Republican leadership from the White House and down has been desperately trying to pass a major piece of legislation — any piece of legislation, it seems. After their failure to fulfill their promise to repeal and replace the Affordable Care Act — despite controlling the House and the Senate, not to mention the Oval Office — it seems that winning politically for them is more important than producing a true victory for the American people. That's obvious in their attempts to impose an unpopular (but huge) tax overhaul that would largely amount to a pay day for the wealthy and a slap in the face to those who, well, aren't. And how the potential passage of the GOP's tax plan could hurt single parents is just one example of how bad this overhaul could be for so many Americans.

A version of the tax plan — which President Donald Trump and his ilk have championed as a tax break for the middle class passed in the House earlier this month, according to The New York Times. Now, Senate Republicans are working to rewrite and revise the bill to make up its chances of garnering the 50 votes it will require to pass. Chief among the concerns plaguing its palatability is that the nonpartisan Joint Committee on Taxation has determined future economic growth would not be enough to make up for the $1.5 trillion cost — leaving a $1 trillion deficit in place, as Politico reported.

Still, a vote could come as soon as 11 a.m. on Friday.

Much of the emergence of that possible deficit has to do with the fact that the bill (which, again, appears to be a bit of a work in progress even at this eleventh hour) would "reward the ultra-affluent and corporations," as John Wasik wrote for Forbes.
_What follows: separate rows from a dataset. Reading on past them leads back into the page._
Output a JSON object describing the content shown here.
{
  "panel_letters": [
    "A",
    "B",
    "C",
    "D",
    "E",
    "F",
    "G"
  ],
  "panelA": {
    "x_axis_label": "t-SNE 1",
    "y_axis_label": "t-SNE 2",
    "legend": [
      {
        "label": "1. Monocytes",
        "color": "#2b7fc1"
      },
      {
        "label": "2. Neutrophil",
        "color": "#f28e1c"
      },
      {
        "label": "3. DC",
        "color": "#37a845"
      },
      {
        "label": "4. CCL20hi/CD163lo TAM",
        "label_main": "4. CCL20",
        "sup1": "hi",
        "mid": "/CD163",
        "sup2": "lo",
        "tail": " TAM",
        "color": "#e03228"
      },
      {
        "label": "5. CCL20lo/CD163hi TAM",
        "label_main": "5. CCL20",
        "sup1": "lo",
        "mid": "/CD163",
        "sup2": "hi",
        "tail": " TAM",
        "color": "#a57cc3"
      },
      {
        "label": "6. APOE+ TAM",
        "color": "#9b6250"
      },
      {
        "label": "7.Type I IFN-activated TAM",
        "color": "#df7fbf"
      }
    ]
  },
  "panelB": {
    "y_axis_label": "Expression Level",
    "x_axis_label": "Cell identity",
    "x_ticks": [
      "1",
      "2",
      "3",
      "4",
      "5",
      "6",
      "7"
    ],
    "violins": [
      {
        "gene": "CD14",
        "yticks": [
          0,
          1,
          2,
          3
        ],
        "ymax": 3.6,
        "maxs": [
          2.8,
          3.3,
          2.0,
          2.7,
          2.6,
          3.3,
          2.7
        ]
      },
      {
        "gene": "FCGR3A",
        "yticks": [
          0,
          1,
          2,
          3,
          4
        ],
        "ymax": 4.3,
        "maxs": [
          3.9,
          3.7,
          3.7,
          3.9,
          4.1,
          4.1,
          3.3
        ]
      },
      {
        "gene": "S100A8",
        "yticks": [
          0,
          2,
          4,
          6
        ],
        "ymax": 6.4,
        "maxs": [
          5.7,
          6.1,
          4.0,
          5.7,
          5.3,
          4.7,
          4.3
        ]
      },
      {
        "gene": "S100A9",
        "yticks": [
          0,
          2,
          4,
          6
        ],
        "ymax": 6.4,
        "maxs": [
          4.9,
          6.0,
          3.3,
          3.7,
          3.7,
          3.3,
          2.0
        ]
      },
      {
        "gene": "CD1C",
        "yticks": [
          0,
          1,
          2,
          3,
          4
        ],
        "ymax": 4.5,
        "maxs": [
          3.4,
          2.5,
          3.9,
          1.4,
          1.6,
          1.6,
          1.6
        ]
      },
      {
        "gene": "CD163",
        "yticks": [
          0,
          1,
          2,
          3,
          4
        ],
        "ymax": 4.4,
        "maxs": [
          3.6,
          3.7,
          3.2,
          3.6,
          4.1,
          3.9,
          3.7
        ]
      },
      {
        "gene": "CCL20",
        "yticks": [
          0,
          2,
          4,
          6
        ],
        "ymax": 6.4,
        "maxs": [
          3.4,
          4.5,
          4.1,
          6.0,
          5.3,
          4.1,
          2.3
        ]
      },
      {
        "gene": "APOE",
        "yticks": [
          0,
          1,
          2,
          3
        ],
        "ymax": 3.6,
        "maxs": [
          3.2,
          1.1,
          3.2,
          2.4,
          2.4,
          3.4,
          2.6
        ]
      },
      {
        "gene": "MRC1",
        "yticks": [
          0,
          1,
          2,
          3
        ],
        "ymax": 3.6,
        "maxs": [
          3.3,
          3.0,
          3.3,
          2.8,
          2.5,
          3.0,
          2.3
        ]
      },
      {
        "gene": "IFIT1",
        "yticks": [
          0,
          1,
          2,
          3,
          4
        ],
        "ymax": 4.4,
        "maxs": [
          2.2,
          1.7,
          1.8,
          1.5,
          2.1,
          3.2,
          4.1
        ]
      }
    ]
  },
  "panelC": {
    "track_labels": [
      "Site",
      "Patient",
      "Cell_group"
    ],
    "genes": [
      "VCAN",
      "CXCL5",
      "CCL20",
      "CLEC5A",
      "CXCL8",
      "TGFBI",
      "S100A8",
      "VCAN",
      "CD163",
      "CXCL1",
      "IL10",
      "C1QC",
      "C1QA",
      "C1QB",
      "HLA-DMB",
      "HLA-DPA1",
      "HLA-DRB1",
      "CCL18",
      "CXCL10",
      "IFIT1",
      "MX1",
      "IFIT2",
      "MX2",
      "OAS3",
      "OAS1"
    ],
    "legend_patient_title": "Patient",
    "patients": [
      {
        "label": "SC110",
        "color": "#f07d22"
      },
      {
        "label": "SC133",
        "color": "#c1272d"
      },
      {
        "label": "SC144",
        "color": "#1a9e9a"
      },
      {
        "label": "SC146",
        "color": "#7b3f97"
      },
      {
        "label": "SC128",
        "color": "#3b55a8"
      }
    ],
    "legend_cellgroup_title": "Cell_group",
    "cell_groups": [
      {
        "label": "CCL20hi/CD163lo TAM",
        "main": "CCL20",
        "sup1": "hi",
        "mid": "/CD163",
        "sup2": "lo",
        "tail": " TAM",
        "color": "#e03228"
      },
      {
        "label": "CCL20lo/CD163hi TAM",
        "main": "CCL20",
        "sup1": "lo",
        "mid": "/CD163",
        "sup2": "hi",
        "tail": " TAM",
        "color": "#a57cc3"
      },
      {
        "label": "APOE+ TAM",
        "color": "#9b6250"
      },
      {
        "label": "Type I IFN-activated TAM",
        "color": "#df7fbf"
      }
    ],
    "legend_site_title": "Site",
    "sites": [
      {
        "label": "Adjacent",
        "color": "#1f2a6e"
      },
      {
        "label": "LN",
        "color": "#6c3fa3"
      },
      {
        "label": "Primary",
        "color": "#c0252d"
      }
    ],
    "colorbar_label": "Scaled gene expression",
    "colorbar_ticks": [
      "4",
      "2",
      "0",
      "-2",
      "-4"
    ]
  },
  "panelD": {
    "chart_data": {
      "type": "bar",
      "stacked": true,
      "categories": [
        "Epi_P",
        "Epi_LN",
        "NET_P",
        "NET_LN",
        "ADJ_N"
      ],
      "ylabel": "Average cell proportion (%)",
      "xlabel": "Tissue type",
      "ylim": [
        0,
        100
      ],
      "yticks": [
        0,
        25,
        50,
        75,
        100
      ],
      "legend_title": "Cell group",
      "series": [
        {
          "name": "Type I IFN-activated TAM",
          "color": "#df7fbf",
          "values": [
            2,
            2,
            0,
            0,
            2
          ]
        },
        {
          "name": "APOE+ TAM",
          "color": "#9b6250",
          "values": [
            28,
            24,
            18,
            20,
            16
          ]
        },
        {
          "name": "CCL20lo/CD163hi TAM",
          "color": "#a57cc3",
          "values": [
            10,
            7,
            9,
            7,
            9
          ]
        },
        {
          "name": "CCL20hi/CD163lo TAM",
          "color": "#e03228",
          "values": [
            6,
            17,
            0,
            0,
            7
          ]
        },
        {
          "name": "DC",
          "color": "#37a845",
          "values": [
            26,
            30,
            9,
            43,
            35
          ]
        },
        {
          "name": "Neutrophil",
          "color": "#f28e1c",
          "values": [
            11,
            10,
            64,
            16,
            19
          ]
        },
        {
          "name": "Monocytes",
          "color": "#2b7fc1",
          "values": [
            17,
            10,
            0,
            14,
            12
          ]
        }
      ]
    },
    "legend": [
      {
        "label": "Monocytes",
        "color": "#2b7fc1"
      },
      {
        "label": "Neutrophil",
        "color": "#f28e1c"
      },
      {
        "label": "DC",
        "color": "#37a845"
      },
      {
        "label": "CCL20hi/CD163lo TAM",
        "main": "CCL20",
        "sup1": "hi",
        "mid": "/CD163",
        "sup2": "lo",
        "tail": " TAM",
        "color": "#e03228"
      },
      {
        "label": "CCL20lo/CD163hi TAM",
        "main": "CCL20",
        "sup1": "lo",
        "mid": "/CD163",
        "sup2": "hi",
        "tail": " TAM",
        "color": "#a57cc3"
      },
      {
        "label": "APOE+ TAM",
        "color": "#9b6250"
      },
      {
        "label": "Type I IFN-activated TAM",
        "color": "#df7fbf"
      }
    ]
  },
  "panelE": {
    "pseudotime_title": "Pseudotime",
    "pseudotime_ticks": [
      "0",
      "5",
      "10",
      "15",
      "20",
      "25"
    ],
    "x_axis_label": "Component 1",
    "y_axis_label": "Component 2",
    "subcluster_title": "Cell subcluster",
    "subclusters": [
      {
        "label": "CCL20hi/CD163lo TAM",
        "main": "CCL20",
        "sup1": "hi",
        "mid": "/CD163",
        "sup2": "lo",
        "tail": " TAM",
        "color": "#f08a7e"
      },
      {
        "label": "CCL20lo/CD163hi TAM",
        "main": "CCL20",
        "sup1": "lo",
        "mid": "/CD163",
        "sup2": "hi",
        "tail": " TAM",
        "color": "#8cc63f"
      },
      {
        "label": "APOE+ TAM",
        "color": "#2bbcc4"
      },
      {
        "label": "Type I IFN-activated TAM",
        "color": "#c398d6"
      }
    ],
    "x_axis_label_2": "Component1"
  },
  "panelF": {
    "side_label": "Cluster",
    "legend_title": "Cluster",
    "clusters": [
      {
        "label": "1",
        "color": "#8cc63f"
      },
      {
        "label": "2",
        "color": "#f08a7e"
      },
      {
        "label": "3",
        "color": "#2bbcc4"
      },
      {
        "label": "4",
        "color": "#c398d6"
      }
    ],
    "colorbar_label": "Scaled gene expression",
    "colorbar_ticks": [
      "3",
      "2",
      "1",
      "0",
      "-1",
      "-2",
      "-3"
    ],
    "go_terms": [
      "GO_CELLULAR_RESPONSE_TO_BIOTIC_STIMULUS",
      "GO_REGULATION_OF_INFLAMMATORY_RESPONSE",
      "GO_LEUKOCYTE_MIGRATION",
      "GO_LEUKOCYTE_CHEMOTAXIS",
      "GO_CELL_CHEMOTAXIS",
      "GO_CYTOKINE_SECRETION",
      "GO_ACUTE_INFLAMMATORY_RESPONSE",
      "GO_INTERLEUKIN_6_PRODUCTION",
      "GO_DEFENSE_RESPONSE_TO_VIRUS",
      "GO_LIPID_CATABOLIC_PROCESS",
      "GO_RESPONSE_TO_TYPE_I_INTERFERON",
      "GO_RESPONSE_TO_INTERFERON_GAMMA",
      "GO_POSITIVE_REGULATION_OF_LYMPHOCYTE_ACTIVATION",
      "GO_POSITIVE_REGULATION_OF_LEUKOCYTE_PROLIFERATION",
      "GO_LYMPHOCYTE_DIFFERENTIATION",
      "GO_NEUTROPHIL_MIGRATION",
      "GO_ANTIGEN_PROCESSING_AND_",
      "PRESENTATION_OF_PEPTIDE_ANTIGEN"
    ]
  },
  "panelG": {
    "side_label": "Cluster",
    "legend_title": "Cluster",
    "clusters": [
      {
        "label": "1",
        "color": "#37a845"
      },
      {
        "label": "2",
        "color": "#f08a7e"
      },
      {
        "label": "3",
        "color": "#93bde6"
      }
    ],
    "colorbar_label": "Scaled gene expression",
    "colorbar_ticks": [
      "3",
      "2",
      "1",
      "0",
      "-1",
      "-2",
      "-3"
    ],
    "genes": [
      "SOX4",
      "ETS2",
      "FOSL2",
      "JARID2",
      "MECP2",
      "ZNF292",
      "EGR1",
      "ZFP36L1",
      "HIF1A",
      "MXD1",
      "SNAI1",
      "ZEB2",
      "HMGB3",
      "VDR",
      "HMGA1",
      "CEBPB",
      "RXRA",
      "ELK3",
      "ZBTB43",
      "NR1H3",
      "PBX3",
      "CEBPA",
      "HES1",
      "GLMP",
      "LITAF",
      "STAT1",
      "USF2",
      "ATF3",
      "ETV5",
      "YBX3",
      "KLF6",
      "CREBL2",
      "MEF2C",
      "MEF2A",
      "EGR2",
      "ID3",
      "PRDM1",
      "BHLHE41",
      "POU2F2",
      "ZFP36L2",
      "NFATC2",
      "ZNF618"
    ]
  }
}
This would include eliminating the estate tax, which super rich people hoping to pass their fortune to their heirs find cumbersome, and slashing the corporate tax rate from 35 percent to 20 percent starting in 2019.

But, as the significant deficit that the plan would introduce illustrates, Republicans obviously need to find a way to pay for all of this. According to Forbes, one way they want to do this is to pull major funds from federal programs such as Medicare, Social Security, and Medicaid. And then there is the brutal reality with which such a mission would confront other vulnerable households, such those run by single parents.

The implementation of the Senate's version of the GOP tax plan would reportedly result in single-parent households owing more to the federal government in taxes. According to CNBC, the plan would end personal exemptions. It would also double the standard deduction. So, a single parent would no longer be able to claim the personal exemption of $4,050 for each of his or her kids,

Currently, if the single parent in question had two kids, he or she would have their taxable income reduced by $21,500, because of the two personal exemptions plus the $9,350. But with the standard deduction doubled and the per-kid personal exemptions gone, the deduction would drop to $18,000, as CNBC explained it.

This becomes even more significant for families with many children, as experts have pointed out. In an apparent attempt to mitigate this, the Senate plan calls for the child tax credit to be doubled from $1,000 to $2,000, CNBC reported. Considering the fact that the child tax credit would then disappear at the end of 2025, though, this is little comfort to families long-term.

Should this tax plan become a reality, single parents will lose out on a lot. And it's more important now than ever to call your representatives to tell them how these proposed changes will affect you.